Design of sphere seeds for glancing angle deposition

Abstract

Glancing angle deposition (GLAD) is a specific type of physical vapor deposition that has the unique ability to generate three-dimensional nanofeatures in a process-efficient and low-cost manner. Our research group previously demonstrated how line seeds can be strategically implemented to create a variety of novel well-organized nanostructures. In this paper we explore the use of spherical seeds that self-assemble into hexagonally close packed patterns for GLAD seeding. This bottom-up approach is cost-effective and efficient for seeding, and no top-down nanofabrication technique is needed. Although seeding theories appropriate for GLAD nanofabrication are necessary, little theory has been proposed in the literature for three dimensional seeds, and yet most of the seeds used in GLAD are 3D surfaces.
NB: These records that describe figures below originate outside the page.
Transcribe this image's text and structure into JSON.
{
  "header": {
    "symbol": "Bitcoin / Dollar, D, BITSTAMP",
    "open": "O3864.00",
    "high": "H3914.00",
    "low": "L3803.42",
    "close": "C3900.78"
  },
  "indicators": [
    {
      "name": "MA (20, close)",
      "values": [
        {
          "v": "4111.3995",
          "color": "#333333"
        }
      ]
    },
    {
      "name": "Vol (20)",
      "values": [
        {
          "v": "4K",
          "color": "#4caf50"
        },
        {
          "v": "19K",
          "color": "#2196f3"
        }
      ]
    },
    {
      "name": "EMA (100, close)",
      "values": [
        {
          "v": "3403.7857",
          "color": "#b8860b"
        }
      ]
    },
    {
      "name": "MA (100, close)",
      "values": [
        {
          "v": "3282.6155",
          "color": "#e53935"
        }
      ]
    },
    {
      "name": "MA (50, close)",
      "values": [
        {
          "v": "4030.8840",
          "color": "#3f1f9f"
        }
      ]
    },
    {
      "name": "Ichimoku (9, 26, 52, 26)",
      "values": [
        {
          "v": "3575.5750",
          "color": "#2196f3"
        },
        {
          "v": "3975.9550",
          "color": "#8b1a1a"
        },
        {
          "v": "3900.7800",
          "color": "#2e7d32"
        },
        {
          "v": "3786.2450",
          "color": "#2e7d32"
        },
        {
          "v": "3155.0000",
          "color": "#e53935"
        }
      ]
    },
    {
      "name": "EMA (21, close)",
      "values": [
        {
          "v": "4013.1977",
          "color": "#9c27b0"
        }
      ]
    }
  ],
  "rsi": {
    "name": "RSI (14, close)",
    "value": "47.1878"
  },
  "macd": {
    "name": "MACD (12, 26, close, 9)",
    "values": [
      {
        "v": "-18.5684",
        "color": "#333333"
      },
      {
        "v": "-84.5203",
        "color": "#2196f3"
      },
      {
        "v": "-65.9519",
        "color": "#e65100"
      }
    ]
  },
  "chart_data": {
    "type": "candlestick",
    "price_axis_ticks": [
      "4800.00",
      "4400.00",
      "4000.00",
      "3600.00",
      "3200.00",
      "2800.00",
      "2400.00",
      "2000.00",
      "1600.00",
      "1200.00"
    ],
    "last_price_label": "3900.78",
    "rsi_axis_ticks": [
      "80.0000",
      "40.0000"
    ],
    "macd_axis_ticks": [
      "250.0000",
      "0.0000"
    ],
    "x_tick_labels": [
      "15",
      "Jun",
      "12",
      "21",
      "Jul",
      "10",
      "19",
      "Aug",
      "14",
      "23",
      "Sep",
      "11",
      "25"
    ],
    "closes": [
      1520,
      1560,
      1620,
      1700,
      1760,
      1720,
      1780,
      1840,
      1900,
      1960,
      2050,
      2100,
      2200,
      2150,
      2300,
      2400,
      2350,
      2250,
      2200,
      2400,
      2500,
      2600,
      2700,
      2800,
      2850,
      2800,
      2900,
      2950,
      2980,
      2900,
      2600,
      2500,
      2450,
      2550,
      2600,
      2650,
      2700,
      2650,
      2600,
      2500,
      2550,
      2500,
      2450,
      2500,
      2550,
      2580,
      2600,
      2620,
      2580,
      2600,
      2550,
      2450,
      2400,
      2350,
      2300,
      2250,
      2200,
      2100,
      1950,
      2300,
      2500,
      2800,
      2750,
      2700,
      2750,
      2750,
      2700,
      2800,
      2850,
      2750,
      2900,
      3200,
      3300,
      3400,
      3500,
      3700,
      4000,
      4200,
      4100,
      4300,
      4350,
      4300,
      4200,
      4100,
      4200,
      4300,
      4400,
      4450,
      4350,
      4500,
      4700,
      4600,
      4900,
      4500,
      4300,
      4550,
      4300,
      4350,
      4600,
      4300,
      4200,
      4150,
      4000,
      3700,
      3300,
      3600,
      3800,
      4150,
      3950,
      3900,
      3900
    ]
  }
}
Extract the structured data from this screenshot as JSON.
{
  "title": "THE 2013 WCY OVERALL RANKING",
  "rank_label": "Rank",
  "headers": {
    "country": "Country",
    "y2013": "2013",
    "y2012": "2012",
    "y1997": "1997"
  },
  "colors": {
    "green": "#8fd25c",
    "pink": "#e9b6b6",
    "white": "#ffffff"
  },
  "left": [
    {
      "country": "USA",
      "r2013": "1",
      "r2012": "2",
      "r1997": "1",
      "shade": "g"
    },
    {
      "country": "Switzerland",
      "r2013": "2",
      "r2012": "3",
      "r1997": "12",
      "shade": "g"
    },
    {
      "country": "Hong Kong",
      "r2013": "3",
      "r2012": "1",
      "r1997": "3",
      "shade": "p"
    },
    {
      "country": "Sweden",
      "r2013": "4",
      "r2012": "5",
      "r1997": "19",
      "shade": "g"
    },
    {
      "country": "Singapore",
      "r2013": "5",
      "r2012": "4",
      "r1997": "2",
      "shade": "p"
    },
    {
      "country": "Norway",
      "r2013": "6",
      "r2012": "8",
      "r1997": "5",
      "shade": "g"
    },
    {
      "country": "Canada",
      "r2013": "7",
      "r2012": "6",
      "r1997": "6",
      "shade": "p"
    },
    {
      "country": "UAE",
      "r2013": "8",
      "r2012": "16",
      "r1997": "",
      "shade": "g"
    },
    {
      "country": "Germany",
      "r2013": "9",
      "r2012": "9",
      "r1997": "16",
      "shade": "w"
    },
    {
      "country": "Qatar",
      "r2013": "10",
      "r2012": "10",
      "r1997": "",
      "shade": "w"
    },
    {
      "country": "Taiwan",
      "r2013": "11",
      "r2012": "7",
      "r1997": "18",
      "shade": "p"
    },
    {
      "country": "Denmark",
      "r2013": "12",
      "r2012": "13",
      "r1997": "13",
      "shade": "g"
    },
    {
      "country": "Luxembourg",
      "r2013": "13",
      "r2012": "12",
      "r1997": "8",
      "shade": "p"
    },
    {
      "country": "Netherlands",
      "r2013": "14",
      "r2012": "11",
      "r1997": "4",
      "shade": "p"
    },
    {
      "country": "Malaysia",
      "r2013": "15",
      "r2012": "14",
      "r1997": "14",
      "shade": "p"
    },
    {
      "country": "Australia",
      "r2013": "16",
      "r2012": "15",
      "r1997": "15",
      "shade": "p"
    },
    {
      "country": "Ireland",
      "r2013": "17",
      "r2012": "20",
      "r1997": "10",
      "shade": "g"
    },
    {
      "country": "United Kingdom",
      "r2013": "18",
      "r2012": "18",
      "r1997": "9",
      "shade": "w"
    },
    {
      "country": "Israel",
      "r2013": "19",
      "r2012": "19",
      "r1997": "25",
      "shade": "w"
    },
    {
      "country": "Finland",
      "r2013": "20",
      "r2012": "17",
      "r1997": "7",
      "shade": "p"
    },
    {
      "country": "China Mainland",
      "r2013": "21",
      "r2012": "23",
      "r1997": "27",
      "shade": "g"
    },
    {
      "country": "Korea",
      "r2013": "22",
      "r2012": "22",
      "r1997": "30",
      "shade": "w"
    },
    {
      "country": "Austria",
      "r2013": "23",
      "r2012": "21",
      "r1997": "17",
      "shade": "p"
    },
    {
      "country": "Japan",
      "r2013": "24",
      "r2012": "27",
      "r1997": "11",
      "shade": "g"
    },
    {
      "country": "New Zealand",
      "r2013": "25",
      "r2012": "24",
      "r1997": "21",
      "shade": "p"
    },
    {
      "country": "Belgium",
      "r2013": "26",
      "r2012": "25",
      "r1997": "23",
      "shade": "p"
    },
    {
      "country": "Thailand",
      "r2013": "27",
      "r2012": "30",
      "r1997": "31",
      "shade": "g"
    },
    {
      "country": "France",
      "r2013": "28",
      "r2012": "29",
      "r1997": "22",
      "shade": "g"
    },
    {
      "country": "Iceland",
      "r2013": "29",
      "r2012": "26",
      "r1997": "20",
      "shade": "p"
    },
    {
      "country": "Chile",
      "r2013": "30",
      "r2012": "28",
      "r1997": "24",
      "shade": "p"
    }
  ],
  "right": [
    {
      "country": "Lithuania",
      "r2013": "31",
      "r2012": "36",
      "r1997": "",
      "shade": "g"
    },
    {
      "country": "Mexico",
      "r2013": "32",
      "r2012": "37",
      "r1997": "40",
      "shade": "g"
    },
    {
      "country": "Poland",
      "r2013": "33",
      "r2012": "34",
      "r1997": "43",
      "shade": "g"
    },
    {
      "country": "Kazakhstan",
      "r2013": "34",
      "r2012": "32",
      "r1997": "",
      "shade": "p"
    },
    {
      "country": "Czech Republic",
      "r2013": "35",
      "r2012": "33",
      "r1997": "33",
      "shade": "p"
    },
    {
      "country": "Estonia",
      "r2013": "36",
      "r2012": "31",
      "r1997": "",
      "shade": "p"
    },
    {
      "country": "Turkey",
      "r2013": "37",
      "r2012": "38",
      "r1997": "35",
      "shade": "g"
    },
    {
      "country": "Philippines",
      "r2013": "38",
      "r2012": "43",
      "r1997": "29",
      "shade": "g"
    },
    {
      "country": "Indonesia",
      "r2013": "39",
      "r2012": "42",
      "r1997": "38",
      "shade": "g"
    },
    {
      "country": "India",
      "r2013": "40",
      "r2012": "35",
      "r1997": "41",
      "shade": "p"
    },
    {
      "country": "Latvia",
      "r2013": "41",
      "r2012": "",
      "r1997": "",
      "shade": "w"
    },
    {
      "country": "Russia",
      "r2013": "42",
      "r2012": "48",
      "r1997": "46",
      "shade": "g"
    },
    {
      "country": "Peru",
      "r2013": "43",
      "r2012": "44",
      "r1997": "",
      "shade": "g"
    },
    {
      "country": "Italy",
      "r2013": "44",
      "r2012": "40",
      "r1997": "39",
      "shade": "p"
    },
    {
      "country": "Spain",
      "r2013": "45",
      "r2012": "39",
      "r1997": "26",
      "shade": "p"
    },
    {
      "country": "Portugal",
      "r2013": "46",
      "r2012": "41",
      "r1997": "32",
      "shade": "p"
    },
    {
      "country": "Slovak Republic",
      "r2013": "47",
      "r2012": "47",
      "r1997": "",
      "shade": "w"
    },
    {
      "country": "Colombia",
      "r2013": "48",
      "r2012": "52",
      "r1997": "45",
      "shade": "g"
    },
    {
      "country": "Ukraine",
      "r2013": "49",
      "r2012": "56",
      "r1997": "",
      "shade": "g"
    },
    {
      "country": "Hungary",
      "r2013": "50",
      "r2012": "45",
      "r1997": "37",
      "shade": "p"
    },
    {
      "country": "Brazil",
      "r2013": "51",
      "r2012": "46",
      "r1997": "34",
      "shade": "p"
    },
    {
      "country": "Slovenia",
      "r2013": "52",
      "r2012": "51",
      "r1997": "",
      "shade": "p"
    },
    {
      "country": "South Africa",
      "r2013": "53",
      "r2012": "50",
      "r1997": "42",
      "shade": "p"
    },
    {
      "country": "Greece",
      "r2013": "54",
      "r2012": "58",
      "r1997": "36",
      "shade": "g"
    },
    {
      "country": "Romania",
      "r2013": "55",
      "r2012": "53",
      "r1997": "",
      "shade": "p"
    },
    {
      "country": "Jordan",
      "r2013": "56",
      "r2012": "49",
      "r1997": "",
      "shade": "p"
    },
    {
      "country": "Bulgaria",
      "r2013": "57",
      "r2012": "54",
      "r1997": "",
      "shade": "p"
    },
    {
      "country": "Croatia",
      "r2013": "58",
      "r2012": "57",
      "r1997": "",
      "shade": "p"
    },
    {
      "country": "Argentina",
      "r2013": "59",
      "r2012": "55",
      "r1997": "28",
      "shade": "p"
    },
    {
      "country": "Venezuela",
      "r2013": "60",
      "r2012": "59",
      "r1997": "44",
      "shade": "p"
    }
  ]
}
In this paper, we introduce a scheme for spherical GLAD seeding, and derive an analytical model for the diameter of nanopillars and percent coverage given process parameters of sphere diameter and incident angle. The model can be used to design sphere seeds, while the percent coverage is used to validate sphere designs as a function of the incident angle. Experimentally, the diameter of the nanopillars depends mostly on the incident angle, while changing the diameter of the spherical seeds has only a minor effect. The nanopillar diameter decreases as the incident angle increases. For example, nanopillars smaller than 100 nm can be grown from 200 nm spheres when the incident angle is at least 85°. Spherical seeds can be used for creating hexagonal periodic patterns of GLAD nanostructures, which have applications in optics and biology.